ЧЕРТ ПО ИМЕНИ ЯНКЕЛЬ
Встречая в книге персонажа-еврея, я испытываю мгновенный, очень чувствительный укол. И, хочу я того или нет, дальнейшее чтение становится с моей стороны куда более пристрастным, чем до этого момента. Ничего не поделаешь: еврейская история вынуждает нас по сей день пытаться понять отношение окружающих народов к нам, евреям. И сколь бы ни был еврей образован и воспитан, сколь ни стремился бы он демонстрировать широту взглядов, – презрительное и негативное отношение автора к персонажам-евреям болезненно отзывается в его сознании, как если бы речь шла не о фантазии писательской, а о живом человеке, к тому же – близко знакомом или даже родственнике. Особенно болезненным чувство становится, когда речь идет о любимых писателях. Например, я искренне расстроился, читая Диккенса, из-за мошенника и вора Фейгина в «Оливере Твисте», мне обидно было читать о жестокости ростовщика Шейлока у Шекспира, – и антисемитские пассажи в «Дневнике писателя» Достоевского вызывали настоящую головную боль, которую не снимали никакие таблетки.
И, напротив, бальзамом на душу становились страницы в «Барнеби Радж» того же Диккенса, посвященные перешедшему в иудаизм идеалисту и филантропу лорду Джону Гордону, или сочувственное описание Г. Хаггардом прекрасной Маргарет и ее отца, евреев, спасавшихся от преследований испанской инквизиции. Но таких страниц и описаний было мало, очень мало – когда речь шла о классической литературе. А.К. Дойл и Г.К. Честертон, Г. Дж. Уэллс и Жюль Верн – кумиры моей юности – были заражены бациллами антисемитизма. А я любил и люблю творчество этих писателей. Но они-то, по крайней мере, говорили и писали не на одном со мной языке.
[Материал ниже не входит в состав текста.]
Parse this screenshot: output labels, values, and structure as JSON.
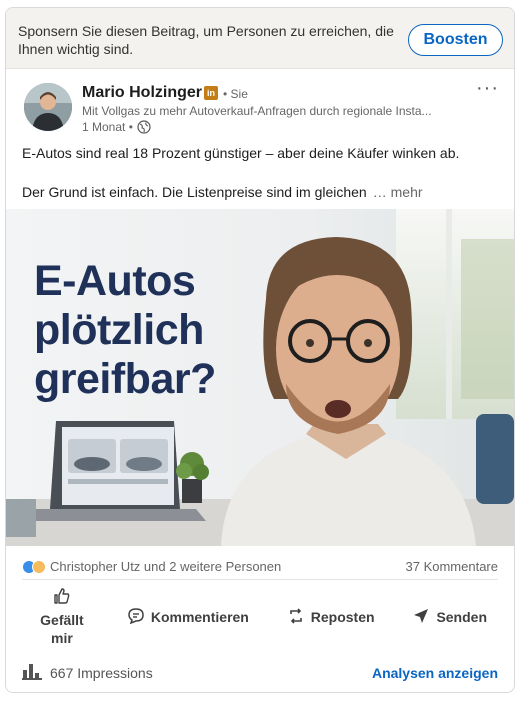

Куда болезненнее становилось это уязвленное национальное чувство, когда я переходил к русской классике, которую я любил и, как мне казалось, понимал лучше английской или американской.
И совсем уж плохо становилось мне от того, что я встречал в книгах писателя, относящегося к моим самым любимым, – в книгах Николая Васильевича Гоголя.
Конечно, пальма первенства тут у повести «Тарас Бульба».
Поначалу я был просто слегка уязвлен карикатурными образами евреев, включая фактора-шинкаря Янкеля, появляющегося в самые критические моменты, – собственно, без него не было бы никакого развития сюжета. Я был согласен с отзывом Владимира (Зеева) Жаботинского насчет живописания еврейского погрома и авторского любования этими жуткими сценами:
«Ничего подобного по жестокости не знает ни одна из больших литератур. Это даже нельзя назвать ненавистью, или сочувствием казацкой расправе над жидами: это хуже, это какое-то беззаботное, ясное веселье, не омраченное даже полумыслью о том, что смешные дрыгающие в воздухе ноги – ноги живых людей, какое-то изумительно цельное, неразложимое презрение к низшей расе, не снисходящее до вражды»[146].